LLMs Mimic Human Purchase Intent with Semantic Similarity Rating

Models & Research

The Engineer

15 Oct 2025 · 4 min read

Researchers at PyMC Labs and Colgate-Palmolive have harnessed large language models to create a new method called Semantic Similarity Rating, which accurately gauges purchase intent with high human-like consistency.

In a significant advancement for consumer research, researchers from PyMC Labs and Colgate-Palmolive have developed a method called Semantic Similarity Rating (SSR) to elicit realistic purchase intent ratings using large language models (LLMs). This approach addresses the limitations of traditional survey methods by leveraging LLMs to generate textual responses that are then mapped to Likert scale distributions. The results, detailed in their recent paper, show that SSR achieves 90% of human test–retest reliability while maintaining realistic response distributions (KS similarity > 0.85).

Why It Matters

Consumer research is a costly but essential part of product development, with companies spending billions annually to gather insights from consumer panels.
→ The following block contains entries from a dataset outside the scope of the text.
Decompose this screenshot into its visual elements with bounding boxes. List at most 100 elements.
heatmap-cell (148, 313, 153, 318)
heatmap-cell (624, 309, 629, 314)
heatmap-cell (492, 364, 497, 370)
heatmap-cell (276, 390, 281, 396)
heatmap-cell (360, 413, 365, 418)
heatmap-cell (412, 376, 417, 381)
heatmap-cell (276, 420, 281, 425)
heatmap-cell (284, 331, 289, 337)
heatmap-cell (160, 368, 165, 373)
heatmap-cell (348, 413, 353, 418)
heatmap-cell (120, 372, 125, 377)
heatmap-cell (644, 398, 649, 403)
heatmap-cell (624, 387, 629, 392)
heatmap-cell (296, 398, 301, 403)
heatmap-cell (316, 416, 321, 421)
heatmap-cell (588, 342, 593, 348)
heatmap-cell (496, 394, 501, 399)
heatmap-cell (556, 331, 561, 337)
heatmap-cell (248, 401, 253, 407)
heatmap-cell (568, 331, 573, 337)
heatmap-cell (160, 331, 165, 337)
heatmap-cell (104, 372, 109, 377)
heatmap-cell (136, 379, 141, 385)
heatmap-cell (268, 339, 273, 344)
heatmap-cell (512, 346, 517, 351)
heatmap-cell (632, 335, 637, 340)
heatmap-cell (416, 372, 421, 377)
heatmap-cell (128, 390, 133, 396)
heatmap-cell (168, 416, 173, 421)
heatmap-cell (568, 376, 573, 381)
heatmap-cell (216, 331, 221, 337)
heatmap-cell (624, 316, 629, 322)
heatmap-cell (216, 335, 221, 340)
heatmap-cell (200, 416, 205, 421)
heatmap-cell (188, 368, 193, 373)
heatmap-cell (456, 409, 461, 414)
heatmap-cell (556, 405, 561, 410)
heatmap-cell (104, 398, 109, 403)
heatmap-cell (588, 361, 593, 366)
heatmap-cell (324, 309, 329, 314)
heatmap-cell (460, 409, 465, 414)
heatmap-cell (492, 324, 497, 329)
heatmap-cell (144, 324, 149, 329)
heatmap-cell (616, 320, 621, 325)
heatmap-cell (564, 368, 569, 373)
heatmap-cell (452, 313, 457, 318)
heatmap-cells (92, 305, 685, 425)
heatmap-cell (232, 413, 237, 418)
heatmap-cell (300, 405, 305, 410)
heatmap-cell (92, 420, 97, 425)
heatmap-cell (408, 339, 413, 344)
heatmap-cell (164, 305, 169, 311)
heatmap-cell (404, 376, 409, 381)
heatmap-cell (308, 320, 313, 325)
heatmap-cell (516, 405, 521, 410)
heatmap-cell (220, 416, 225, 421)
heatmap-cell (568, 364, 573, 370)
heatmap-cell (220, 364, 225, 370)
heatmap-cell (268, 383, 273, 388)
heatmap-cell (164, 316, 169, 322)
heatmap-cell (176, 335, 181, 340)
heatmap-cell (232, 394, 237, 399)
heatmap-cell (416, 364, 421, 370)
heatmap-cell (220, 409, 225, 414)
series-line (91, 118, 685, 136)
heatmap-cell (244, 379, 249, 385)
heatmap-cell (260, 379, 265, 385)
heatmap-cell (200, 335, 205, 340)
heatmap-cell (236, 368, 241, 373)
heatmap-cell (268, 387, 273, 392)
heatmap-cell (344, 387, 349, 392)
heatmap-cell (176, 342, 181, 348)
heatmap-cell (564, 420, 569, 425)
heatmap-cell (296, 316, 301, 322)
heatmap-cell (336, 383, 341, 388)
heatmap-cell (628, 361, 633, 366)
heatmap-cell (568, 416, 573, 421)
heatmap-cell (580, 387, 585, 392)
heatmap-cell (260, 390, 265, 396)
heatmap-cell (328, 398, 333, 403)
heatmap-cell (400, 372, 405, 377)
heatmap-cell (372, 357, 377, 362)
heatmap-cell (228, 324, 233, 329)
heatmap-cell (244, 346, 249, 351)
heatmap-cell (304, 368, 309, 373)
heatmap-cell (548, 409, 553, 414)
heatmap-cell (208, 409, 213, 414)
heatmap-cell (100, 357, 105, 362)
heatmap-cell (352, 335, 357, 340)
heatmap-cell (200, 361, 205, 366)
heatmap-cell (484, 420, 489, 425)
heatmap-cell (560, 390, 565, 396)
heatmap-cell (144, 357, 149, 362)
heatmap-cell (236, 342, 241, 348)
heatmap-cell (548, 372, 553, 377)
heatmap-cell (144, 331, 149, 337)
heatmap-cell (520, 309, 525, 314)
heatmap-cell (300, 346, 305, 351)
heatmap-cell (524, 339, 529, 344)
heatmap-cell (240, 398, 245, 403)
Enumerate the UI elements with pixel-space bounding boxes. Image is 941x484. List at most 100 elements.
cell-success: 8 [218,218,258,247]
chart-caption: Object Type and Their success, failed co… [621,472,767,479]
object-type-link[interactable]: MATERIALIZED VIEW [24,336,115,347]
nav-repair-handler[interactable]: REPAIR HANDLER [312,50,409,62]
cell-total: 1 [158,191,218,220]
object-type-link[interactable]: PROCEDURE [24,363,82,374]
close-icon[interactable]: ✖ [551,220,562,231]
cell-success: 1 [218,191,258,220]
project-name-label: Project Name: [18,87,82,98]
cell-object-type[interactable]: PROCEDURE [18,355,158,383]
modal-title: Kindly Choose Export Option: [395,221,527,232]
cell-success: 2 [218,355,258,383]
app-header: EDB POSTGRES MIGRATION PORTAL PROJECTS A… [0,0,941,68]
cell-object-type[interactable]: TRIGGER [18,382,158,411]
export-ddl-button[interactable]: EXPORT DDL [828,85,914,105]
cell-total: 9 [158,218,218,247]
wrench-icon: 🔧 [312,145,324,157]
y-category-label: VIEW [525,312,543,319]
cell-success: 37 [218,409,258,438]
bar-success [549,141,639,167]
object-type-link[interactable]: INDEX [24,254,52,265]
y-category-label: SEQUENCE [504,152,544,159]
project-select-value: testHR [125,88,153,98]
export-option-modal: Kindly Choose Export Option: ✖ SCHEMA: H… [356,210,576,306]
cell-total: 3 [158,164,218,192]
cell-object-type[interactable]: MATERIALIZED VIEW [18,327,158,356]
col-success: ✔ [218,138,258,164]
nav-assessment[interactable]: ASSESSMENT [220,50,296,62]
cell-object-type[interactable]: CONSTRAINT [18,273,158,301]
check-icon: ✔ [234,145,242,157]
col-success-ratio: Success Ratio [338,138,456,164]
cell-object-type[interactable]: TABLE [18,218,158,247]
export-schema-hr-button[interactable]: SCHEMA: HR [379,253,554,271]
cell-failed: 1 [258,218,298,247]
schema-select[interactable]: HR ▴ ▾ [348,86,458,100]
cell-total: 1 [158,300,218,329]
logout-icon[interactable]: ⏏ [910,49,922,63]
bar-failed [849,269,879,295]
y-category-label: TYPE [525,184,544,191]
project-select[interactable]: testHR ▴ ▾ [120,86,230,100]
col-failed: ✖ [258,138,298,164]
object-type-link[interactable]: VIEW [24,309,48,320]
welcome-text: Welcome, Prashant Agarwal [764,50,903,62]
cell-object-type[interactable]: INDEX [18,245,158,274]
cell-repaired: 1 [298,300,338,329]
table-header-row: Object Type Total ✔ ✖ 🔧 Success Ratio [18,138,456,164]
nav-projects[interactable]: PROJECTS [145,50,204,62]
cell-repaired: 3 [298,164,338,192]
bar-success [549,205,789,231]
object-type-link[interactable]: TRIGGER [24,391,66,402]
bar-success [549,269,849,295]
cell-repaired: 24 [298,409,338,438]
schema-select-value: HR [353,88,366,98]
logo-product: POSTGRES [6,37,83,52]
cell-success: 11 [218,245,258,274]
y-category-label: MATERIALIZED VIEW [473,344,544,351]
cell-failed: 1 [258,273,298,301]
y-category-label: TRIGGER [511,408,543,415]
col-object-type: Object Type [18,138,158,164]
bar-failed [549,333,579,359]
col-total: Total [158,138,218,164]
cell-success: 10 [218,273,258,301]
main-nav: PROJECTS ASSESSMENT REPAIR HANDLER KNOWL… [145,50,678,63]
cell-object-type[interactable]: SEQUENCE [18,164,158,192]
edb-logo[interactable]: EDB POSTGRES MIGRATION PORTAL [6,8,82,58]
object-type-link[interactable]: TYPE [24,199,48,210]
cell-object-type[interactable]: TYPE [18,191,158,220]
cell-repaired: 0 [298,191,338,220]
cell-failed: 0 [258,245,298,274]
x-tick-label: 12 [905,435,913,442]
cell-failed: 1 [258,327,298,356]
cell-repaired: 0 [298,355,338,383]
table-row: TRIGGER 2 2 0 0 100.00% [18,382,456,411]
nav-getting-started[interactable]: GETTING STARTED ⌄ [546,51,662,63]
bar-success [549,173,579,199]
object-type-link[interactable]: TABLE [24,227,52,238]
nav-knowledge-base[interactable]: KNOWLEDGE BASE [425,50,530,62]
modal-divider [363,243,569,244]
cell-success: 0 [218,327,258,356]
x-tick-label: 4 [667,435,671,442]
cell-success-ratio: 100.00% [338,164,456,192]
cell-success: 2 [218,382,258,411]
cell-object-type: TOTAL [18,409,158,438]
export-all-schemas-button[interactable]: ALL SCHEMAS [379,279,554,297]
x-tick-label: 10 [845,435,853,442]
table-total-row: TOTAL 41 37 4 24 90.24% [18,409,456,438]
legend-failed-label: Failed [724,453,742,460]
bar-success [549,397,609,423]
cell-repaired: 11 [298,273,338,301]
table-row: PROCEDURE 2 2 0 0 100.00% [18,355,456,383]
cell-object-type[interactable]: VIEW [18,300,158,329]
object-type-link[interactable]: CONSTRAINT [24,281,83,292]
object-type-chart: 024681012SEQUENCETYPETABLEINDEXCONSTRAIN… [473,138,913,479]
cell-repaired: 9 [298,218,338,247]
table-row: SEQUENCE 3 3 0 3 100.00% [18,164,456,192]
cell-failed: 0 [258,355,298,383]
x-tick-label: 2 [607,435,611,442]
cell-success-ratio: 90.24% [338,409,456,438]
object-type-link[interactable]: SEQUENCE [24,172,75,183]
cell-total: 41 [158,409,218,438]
However, these surveys often suffer from biases such as satisficing (respondents providing quick and easy answers), acquiescence (tendency to agree with statements), and positivity bias (overly positive responses). SSR offers a promising alternative by using LLMs to simulate synthetic consumers that provide both quantitative ratings and qualitative feedback.

How SSR Works

Textual Responses from LLMs: Instead of directly asking the model for numerical ratings, which can lead to unrealistic distributions, SSR prompts the LLM to generate textual responses. For example, the model might be asked, "How likely are you to buy this product?" and respond with a sentence like "I would definitely consider it."
Embedding Similarity: These textual responses are then converted into numerical ratings using embedding similarity. The researchers created reference statements for each point on the Likert scale (e.g., "Definitely not," "Probably not," "Not sure," "Probably yes," "Definitely yes"). The model's response is compared to these reference statements, and the closest match determines the rating.
Mapping to Likert Distributions: The similarity scores are used to map the textual responses to a distribution that closely matches human responses. This ensures that the synthetic ratings not only align with human behavior but also provide rich qualitative feedback.

Testing SSR

The researchers tested SSR on an extensive dataset of 57 personal care product surveys conducted by Colgate-Palmolive, involving 9,300 human responses. The results were impressive:

Reliability: SSR achieved 90% of the test–retest reliability observed in human responses. This means that the synthetic ratings are consistent across multiple trials, just like real human responses.
Realism: The response distributions generated by SSR had a Kolmogorov-Smirnov (KS) similarity score greater than 0.85 compared to human data. This indicates that the synthetic ratings closely mimic the variability and distribution of actual human responses.

Implementation Details

Model Architecture: The researchers used state-of-the-art LLMs, such as GPT-4, to generate textual responses. These models are pre-trained on large datasets and fine-tuned for specific tasks.
Embedding Techniques: For embedding similarity, the researchers utilized techniques like BERT or Sentence-BERT, which are known for their effectiveness in capturing semantic meaning.
Benchmarking: The performance of SSR was benchmarked against traditional survey methods using metrics such as test–retest reliability and KS similarity. These benchmarks ensure that the synthetic ratings are not only reliable but also realistic.

Practical Implications

The development of SSR has several practical implications for consumer research:

Scalability: Companies can use LLMs to simulate large numbers of synthetic consumers, making it possible to conduct extensive surveys at a fraction of the cost and time required for traditional methods.
Rich Feedback: In addition to numerical ratings, SSR provides qualitative feedback that can offer deeper insights into consumer preferences and behaviors.
Bias Mitigation: By using LLMs, companies can reduce the biases often present in human surveys, leading to more accurate and reliable data.

Conclusion

The Semantic Similarity Rating (SSR) method represents a significant step forward in consumer research. By leveraging the capabilities of large language models, SSR offers a scalable, reliable, and realistic alternative to traditional survey methods. This framework not only preserves the metrics and interpretability of human surveys but also enhances them with rich qualitative feedback. As companies continue to invest in product development, SSR could become an invaluable tool for gathering accurate and actionable consumer insights.